Ao falarmos da nova geração de fadistas portugueses, há uma mão cheia de nomes que nos acorre de imediato, sendo incontornável, entre eles, mencionar o de Cuca Roseta. Possuidora de uma extraordinária voz, exímia na expressão dos sentimentos de saudade, nostalgia e resignação que são essência do Fado, é com naturalidade que lhe incorpora ritmos e cores mais alegres, inspirados na música de raiz popular portuguesa e em géneros musicais tão diversos como a world music, os blues ou o jazz. Foi esse ecletismo, a qualidade e bom gosto postos no saber fundir tradição com modernidade, que a fadista trouxe para o concerto do passado domingo, no espaço emblemático do nosso património azulejar que é a Igreja Matriz de Válega. Acompanhada pelos músicos Francisco Sales (guitarra clássica), Sandro Costa (guitarra portuguesa), Pity (baixo) e Vicky Marques (bateria) e pela Orquestra Filarmonia das Beiras, sob a direcção do maestro Jan Wierzba, Cuca Roseta cantou e encantou, na sua forma única de saber extrair a emoção das palavras e de transformar a voz em sentimento.

Seleccionados de forma criteriosa, os temas que se foram alinhando ao longo do concerto tiveram o condão de mostrar a variedade, riqueza e versatilidade do Fado. Colocando em confronto “Ai Mouraria” e “Marcha da Mouraria”, os dois temas que abriram o concerto, Cuca Roseta provou que é muito mais o que une as diferentes variações do Fado, do que aquilo que as separa. Se o primeiro tema é melancólico, sentido, lamentoso, feito de “guitarra[s] a soluçar”, já o segundo é mexido e atiradiço, “alegre, boémio, fadista”. Mas o bairrismo, esse, corre da mesma forma nas veias de um e outro, com o mesmo amor e ciúme, o mesmo “mistério de moura encantada”, o mesmo vulto da Severa. Levado pela fadista numa viagem de descoberta, entre um mexer de ombros e as inevitáveis palmas a compasso, o público seguiu num “Finalmente” ao encontro do “Amor Ladrão”, uma “Lágrima” devolveu-lhe a certeza de que “Havemos de ir a Viana” e no “Amor de Domingo” encontrou uma “Estranha Forma de Vida”.

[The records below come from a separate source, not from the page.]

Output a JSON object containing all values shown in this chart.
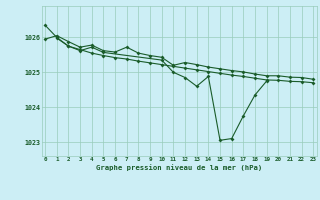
{
  "title": "Graphe pression niveau de la mer (hPa)",
  "background_color": "#cceef5",
  "grid_color": "#99ccbb",
  "line_color": "#1a5c2a",
  "x_labels": [
    "0",
    "1",
    "2",
    "3",
    "4",
    "5",
    "6",
    "7",
    "8",
    "9",
    "10",
    "11",
    "12",
    "13",
    "14",
    "15",
    "16",
    "17",
    "18",
    "19",
    "20",
    "21",
    "22",
    "23"
  ],
  "y_ticks": [
    1023,
    1024,
    1025,
    1026
  ],
  "ylim": [
    1022.6,
    1026.9
  ],
  "xlim": [
    -0.3,
    23.3
  ],
  "line1": [
    1026.35,
    1026.0,
    1025.75,
    1025.65,
    1025.55,
    1025.48,
    1025.42,
    1025.38,
    1025.32,
    1025.27,
    1025.22,
    1025.17,
    1025.12,
    1025.07,
    1025.02,
    1024.97,
    1024.92,
    1024.88,
    1024.83,
    1024.78,
    1024.77,
    1024.74,
    1024.73,
    1024.7
  ],
  "line2": [
    1025.95,
    1026.05,
    1025.88,
    1025.72,
    1025.78,
    1025.62,
    1025.58,
    1025.72,
    1025.55,
    1025.48,
    1025.43,
    1025.2,
    1025.28,
    1025.22,
    1025.15,
    1025.1,
    1025.05,
    1025.01,
    1024.95,
    1024.9,
    1024.9,
    1024.86,
    1024.85,
    1024.8
  ],
  "line3_x": [
    1,
    2,
    3,
    4,
    5,
    10,
    11,
    12,
    13,
    14,
    15,
    16,
    17,
    18,
    19
  ],
  "line3_y": [
    1025.98,
    1025.75,
    1025.62,
    1025.72,
    1025.57,
    1025.35,
    1025.0,
    1024.85,
    1024.6,
    1024.88,
    1023.05,
    1023.1,
    1023.75,
    1024.35,
    1024.75
  ]
}
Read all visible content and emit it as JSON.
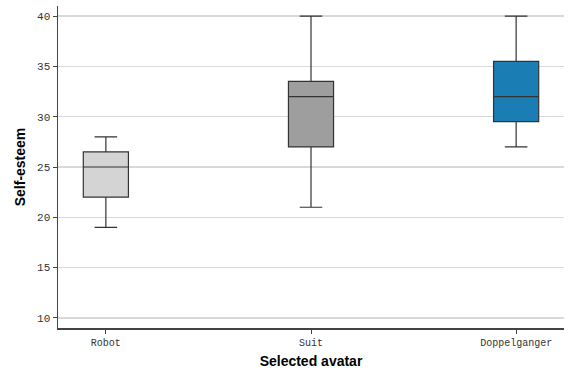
{
  "chart_data": {
    "type": "box",
    "x_label": "Selected avatar",
    "y_label": "Self-esteem",
    "categories": [
      "Robot",
      "Suit",
      "Doppelganger"
    ],
    "min": [
      19,
      21,
      27
    ],
    "q1": [
      22,
      27,
      29.5
    ],
    "median": [
      25,
      32,
      32
    ],
    "q3": [
      26.5,
      33.5,
      35.5
    ],
    "max": [
      28,
      40,
      40
    ],
    "colors": [
      "#d4d4d4",
      "#9e9e9e",
      "#1a7db3"
    ],
    "ylim": [
      9,
      41
    ],
    "yticks": [
      10,
      15,
      20,
      25,
      30,
      35,
      40
    ],
    "grid": true
  }
}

“Canção do Mar” haveria de colocar um ponto final no alinhamento, prolongado num “encore” em dois tempos, o último dos quais, “Rosinha da Serra d’Arga”, firmaria um concerto de grande intensidade e beleza. Mas é do primeiro tema do “encore” que gostaria de falar, um tema que não era suposto ser cantado, mas que em boa hora uma pessoa do público pediu e ao qual, em melhor hora, a fadista acedeu. Cantado “a capella”, “Ave Maria”, de Schubert, foi um momento de intensa espiritualidade, uma homenagem sublime a Maria num espaço onde o culto mariano se exprime de forma vibrante, um abraço a todas as mães naquele que foi o Dia da Mãe. Apenas mais uma nota para o momento de “Guitarrada”, uma superior demonstração de classe e virtuosismo dos quatro músicos que acompanham Cuca Roseta, mas sobretudo a lição que importa reter quanto às potencialidades da canção nacional. Se dúvidas houvesse, a forma como o Fado tendeu para o campo dos Blues, do Clássico ou do Jazz, graças, respectivamente, aos acordes de Francisco Sales, Sandro Costa e Pity, acabaria por dissipá-las.